よくぞ云ってくれた。部下達の心は団結したが、亮はまだ諦めきれないといった様子で言葉を返す。

「だって、一緒に居られることなんて殆どないじゃないか……少しぐらい許してくれても」

うじうじと言い訳を述べ続ける亮に、とうとう中也の堪忍袋の緒が切れた。

「それは手前が恥ずかしいだのなんだのいつまでも云ってるからだろうが!! 何の為に恋人になったと思ってやがる莫迦野郎!!!」

部下達の口がポカンと開いて塞がらなくなってしまった。
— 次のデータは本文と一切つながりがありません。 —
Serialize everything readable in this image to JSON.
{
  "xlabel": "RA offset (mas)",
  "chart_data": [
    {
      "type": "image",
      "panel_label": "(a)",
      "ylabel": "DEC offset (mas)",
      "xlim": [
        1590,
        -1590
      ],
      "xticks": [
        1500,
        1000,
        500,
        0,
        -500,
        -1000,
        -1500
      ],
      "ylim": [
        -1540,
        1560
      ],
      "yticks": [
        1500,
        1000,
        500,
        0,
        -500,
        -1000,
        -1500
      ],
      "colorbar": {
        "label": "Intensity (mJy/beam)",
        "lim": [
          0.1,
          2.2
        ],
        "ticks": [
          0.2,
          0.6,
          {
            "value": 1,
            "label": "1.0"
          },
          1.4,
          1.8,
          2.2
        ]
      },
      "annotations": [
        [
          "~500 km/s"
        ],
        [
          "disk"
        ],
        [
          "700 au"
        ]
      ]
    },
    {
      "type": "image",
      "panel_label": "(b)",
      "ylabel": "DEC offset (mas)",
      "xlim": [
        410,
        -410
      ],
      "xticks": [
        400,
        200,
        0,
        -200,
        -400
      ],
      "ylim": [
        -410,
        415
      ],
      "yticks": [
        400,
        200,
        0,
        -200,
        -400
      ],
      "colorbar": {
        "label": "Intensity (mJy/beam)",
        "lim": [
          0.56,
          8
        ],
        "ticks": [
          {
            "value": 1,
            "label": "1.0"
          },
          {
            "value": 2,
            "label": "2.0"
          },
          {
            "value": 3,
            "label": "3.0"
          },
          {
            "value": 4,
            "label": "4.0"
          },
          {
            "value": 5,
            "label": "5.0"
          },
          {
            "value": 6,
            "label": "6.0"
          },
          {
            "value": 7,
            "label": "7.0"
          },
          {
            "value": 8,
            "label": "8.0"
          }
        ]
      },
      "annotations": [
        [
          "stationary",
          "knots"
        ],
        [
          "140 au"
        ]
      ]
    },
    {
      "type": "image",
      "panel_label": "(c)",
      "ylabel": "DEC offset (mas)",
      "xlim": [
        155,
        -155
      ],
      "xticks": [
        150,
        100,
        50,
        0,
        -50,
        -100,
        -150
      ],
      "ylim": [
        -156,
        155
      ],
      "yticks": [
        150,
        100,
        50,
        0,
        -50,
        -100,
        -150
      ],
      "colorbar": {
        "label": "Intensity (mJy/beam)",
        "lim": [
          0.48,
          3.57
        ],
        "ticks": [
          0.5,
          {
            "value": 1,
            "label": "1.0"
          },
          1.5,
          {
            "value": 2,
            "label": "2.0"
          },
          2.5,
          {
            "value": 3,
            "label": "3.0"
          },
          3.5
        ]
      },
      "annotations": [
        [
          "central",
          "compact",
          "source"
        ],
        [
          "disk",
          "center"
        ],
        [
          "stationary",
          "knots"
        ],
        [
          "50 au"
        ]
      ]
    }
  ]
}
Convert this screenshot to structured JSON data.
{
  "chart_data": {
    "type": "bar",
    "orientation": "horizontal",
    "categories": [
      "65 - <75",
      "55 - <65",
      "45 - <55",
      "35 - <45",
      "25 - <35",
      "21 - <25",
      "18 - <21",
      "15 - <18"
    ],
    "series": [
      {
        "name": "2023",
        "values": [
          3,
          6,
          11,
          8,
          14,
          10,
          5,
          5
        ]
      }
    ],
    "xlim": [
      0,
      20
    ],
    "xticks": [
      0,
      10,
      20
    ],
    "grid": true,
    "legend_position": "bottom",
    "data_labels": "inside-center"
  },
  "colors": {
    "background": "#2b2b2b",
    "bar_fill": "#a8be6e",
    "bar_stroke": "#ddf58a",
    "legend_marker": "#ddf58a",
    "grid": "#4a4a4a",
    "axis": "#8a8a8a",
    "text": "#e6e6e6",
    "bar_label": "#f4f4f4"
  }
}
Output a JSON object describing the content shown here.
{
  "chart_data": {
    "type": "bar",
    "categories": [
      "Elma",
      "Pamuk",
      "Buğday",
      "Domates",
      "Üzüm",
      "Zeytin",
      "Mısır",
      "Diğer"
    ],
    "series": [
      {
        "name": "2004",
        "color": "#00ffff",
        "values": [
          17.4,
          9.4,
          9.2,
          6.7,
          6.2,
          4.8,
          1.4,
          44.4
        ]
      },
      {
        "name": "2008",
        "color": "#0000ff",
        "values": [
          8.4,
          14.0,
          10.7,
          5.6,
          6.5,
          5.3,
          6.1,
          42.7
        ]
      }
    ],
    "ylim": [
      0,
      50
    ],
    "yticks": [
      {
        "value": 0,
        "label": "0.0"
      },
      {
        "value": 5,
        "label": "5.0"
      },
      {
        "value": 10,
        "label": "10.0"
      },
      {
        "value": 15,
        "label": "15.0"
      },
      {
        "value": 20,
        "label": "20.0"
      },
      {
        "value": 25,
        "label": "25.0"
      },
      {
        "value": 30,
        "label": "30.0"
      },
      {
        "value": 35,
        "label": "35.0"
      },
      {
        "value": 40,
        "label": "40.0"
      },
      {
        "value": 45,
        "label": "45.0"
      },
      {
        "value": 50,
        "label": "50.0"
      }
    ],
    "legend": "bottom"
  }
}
恋人?誰が?亮が?このストーカーが??
対して亮の顔は真っ赤に染ってしまって、はくはくと口が動いてようやく音を為した。

「だっ駄目でしょ中也くん! おれなんかと恋人なんて、バレたら中也くんの評価に傷が……!」
「だーもううるせえな! 俺がいいっつってんだから早く慣れろ!」
「あああ中也くんがめちゃくちゃカッコイイやばい死ぬ」

顔を覆って蹲る亮を見る中也の顔は先程の怒りが少し鎮まっていて、なんだか愛おしいものを見る顔をしていた。
一番付き合いの長い側近に「少し出る」とだけ云って、中也は亮の襟元を掴んで部屋を出た。その寸前見えた亮の顔は存外綺麗で、その顔が嬉しそうに笑んでいた。二人少なくなった部屋は巻き込まれた部下達のため息で埋め尽くされた。 なんだただの痴話喧嘩か、と。